California, United States of America
The following excerpt is from People v. Canizalez, B218515 (Cal. App. 2011):
Evidence Code section 1101, subdivision (b) expressly carves out an exception to this rule.10 It provides that such evidence is admissible if it is relevant to an issue other than disposition to commit the act. Admissibility of other misconduct evidence depends upon (1) the materiality of the facts sought to be proved, (2) the tendency of the uncharged crime to prove those facts, and (3) any policy requiring exclusion, such as Evidence Code section 352. (People v. Carpenter (1997) 15 Cal.4th 312, 378-379; see also People v.
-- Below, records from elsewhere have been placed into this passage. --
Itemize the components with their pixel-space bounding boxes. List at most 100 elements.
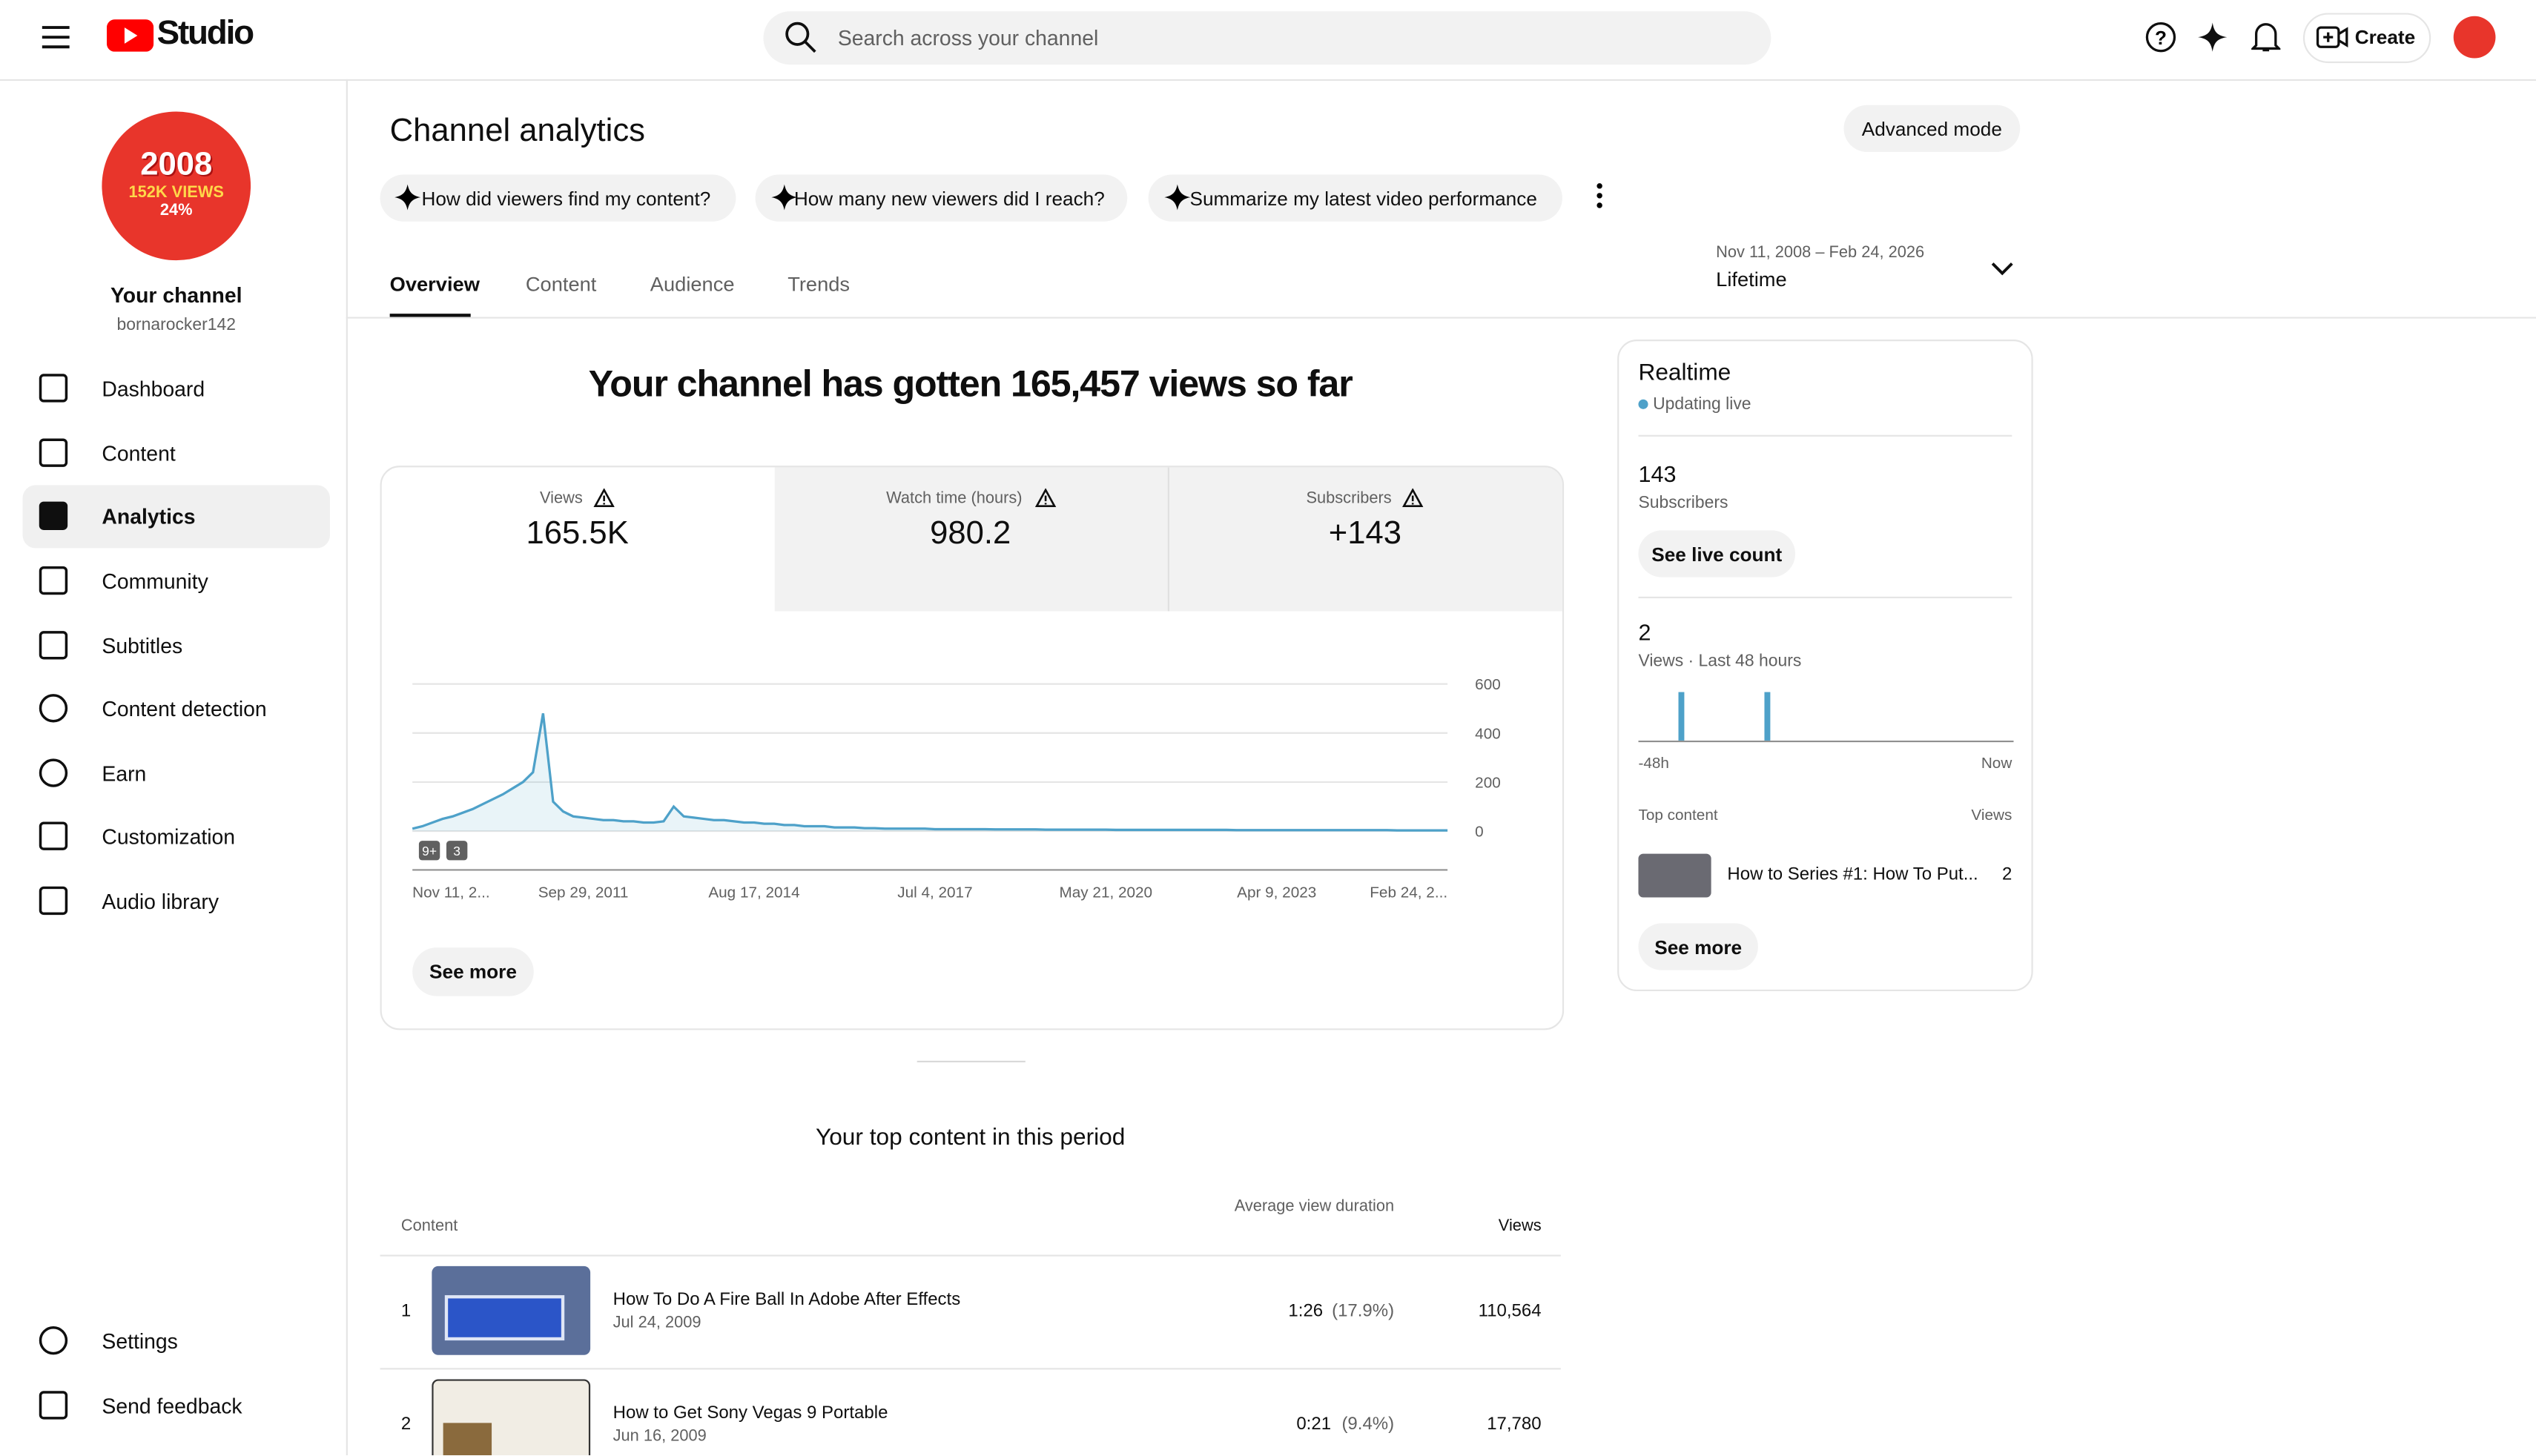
- help-icon[interactable]: ?: [2144, 21, 2177, 53]
- nav-icon-shape: [39, 631, 68, 660]
- video-date: Jun 16, 2009: [612, 1427, 707, 1446]
- nav-item[interactable]: Earn: [102, 761, 147, 787]
- create-icon: [2316, 26, 2348, 48]
- create-label: Create: [2354, 25, 2416, 49]
- search-box[interactable]: [763, 11, 1771, 65]
- avatar-text: 152K VIEWS: [128, 184, 224, 202]
- channel-handle: bornarocker142: [116, 315, 236, 335]
- see-live-count-button[interactable]: See live count: [1638, 530, 1796, 578]
- thumbnail-art: [443, 1423, 492, 1456]
- tab[interactable]: Content: [525, 273, 597, 297]
- subscriber-label: Subscribers: [1638, 493, 1728, 513]
- nav-item[interactable]: Subtitles: [102, 633, 183, 658]
- create-button[interactable]: [2302, 13, 2431, 64]
- thumbnail[interactable]: [1638, 853, 1711, 898]
- period[interactable]: Lifetime: [1716, 268, 1787, 291]
- subscriber-count: 143: [1638, 460, 1677, 487]
- x-tick-label: Aug 17, 2014: [708, 884, 799, 901]
- nav-icon: [39, 1326, 68, 1355]
- sparkle-icon[interactable]: [2198, 22, 2228, 52]
- date-range[interactable]: Nov 11, 2008 – Feb 24, 2026: [1716, 244, 1925, 262]
- nav-icon: [39, 438, 68, 467]
- nav-item[interactable]: Audio library: [102, 889, 219, 914]
- see-more-button[interactable]: See more: [412, 947, 534, 996]
- nav-item[interactable]: Send feedback: [102, 1394, 242, 1418]
- account-avatar[interactable]: [2453, 16, 2496, 59]
- tab-underline: [389, 314, 471, 317]
- nav-icon: [39, 821, 68, 850]
- nav-item[interactable]: Dashboard: [102, 377, 205, 401]
- nav-icon: [39, 631, 68, 660]
- prompt-chip[interactable]: How many new viewers did I reach?: [755, 174, 1128, 222]
- metric-label[interactable]: Watch time (hours): [886, 489, 1023, 508]
- nav-item[interactable]: Content detection: [102, 697, 267, 721]
- nav-icon-shape: [39, 438, 68, 467]
- nav-icon-shape: [39, 821, 68, 850]
- logo-icon[interactable]: [106, 19, 154, 52]
- more-icon[interactable]: [1595, 182, 1605, 208]
- event-badge: [418, 841, 440, 861]
- nav-item[interactable]: Analytics: [102, 504, 196, 529]
- notifications-icon[interactable]: [2251, 21, 2281, 53]
- nav-icon-shape: [39, 1391, 68, 1420]
- column-header[interactable]: Average view duration: [1234, 1198, 1395, 1217]
- line: [412, 713, 1448, 832]
- tab[interactable]: Trends: [787, 273, 851, 297]
- rank: 1: [400, 1301, 412, 1321]
- x-tick-label: Sep 29, 2011: [538, 884, 629, 901]
- warning-icon: [1402, 488, 1424, 507]
- overview-card: [380, 466, 1565, 1030]
- sparkle-icon: [394, 184, 421, 211]
- y-tick-label: 600: [1475, 676, 1501, 693]
- nav-icon-shape: [39, 501, 68, 530]
- channel-avatar[interactable]: 2008 152K VIEWS 24%: [102, 111, 251, 261]
- metric-label[interactable]: Subscribers: [1306, 489, 1392, 508]
- realtime-status: Updating live: [1653, 394, 1751, 414]
- nav-icon: [39, 1391, 68, 1420]
- prompt-chip[interactable]: Summarize my latest video performance: [1148, 174, 1562, 222]
- menu-icon[interactable]: [42, 24, 70, 50]
- table-title: Your top content in this period: [816, 1125, 1126, 1151]
- column-header: Content: [400, 1217, 458, 1236]
- sidebar: [0, 79, 348, 1456]
- video-title[interactable]: How to Get Sony Vegas 9 Portable: [612, 1403, 888, 1423]
- nav-item[interactable]: Customization: [102, 824, 236, 850]
- column-header[interactable]: Views: [1498, 1217, 1542, 1236]
- metric-divider: [1167, 467, 1169, 612]
- divider: [1638, 434, 2012, 437]
- bar: [1764, 692, 1771, 741]
- divider: [1638, 596, 2012, 599]
- x-tick-label: Nov 11, 2...: [412, 884, 489, 901]
- y-tick-label: 200: [1475, 775, 1501, 792]
- thumbnail[interactable]: [432, 1265, 591, 1355]
- realtime-chart: [1638, 692, 2014, 743]
- metric-label[interactable]: Views: [539, 489, 583, 508]
- thumbnail[interactable]: [432, 1379, 591, 1456]
- nav-item[interactable]: Content: [102, 441, 176, 466]
- prompt-chip[interactable]: How did viewers find my content?: [380, 174, 736, 222]
- views: 2: [2001, 864, 2012, 885]
- nav-icon-shape: [39, 374, 68, 403]
- avatar-text: 24%: [159, 202, 193, 220]
- top-bar: [0, 0, 2536, 82]
- x-axis-label: Now: [1981, 755, 2012, 773]
- metric-value: +143: [1328, 515, 1402, 552]
- logo-text[interactable]: Studio: [156, 14, 255, 52]
- see-more-button[interactable]: See more: [1638, 923, 1758, 970]
- video-title[interactable]: How To Do A Fire Ball In Adobe After Eff…: [612, 1290, 961, 1310]
- nav-icon: [39, 694, 68, 723]
- video-title[interactable]: How to Series #1: How To Put...: [1727, 864, 1978, 885]
- chevron-icon[interactable]: [1991, 262, 2014, 277]
- nav-icon-shape: [39, 694, 68, 723]
- advanced-mode-button[interactable]: Advanced mode: [1843, 105, 2021, 153]
- views: 17,780: [1487, 1414, 1542, 1435]
- rank: 2: [400, 1414, 412, 1435]
- metric-value: 165.5K: [526, 515, 629, 552]
- sparkle-icon: [1164, 184, 1191, 211]
- tab[interactable]: Overview: [389, 273, 480, 297]
- nav-item[interactable]: Settings: [102, 1328, 178, 1354]
- nav-item[interactable]: Community: [102, 569, 208, 594]
- tab[interactable]: Audience: [650, 273, 735, 297]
Ewoldt (1994) 7 Cal.4th 380, 404.)
A "plea of not guilty puts in issue every material allegation of the accusatory pleading, except those allegations regarding previous convictions of the defendant to which an answer is required by Section 1025." ( 1019; see People v. Steele (2002) 27 Cal.4th 1230, 1243 [guilty plea to charged murder "put in issue all of the elements of the offenses"].) In order to prove implied-malice murder, as discussed in part I, ante, the prosecution must prove that appellants acted in conscious disregard for the risk to the safety of others, that is, the defendant must be subjectively aware of that risk.
"In ascertaining whether evidence of other crimes has a tendency to prove the material fact, the court must first determine whether or not the uncharged offense serves "'logically, naturally, and by reasonable inference'" to establish that fact. [Citations.] The court 'must look behind the label describing the kind of similarity or relation between the [uncharged] offense and the charged offense. . . .'" (People v. Thompson (1980) 27 Cal.3d 303, 316.)